This week’s Investment Roundtable dives into two key topics: the closure of TruCrowd, a longtime funding portal, and the comparison of public vs. private revenue multiples in crowdfunding. Join Brian, Teddy, Léa, and special guest Scott Kitun as they explore what TruCrowd’s shutdown means for the industry, how investors can navigate platform closures, and what revenue multiples reveal about private vs. public market opportunities.

What happened to TruCrowd?
TruCrowd, a longtime crowdfunding platform, officially announced its closure in early January. With minimal deal activity in recent years and prior legal issues, the closure raises questions about the future of smaller platforms in the space.

How does a platform closure affect my investments?
Investments are typically made directly with the issuer, not the platform, meaning your shares should remain intact.

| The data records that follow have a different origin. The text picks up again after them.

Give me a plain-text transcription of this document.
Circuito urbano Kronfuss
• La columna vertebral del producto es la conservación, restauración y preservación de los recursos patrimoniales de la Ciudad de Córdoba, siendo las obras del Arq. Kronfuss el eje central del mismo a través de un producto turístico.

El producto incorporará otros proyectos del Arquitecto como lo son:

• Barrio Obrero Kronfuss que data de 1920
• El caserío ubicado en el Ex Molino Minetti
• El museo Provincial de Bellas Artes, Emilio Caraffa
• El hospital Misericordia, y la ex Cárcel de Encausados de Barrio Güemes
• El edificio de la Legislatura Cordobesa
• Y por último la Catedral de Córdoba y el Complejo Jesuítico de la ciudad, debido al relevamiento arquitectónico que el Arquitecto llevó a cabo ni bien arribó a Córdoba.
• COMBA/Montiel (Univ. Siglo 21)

However, the closure may complicate communication with issuers, especially if the platform facilitated dividends or investor updates.

What are revenue multiples, and why are private ones higher?
Revenue multiples represent a company’s valuation divided by its revenue. Private companies often have higher multiples because investors price in future growth potential, especially in high-growth sectors like energy or tech.

Why are energy companies so popular in private markets?
With increasing demand for electricity from electrification, AI, and data centers, energy startups are viewed as having significant growth potential. Private investors often value these opportunities higher than the public markets.

Should I always avoid platforms with financial struggles?
Not necessarily, but platform stability should be a factor in your decision-making. Check how the platform communicates with investors and facilitates ongoing issuer updates before committing funds.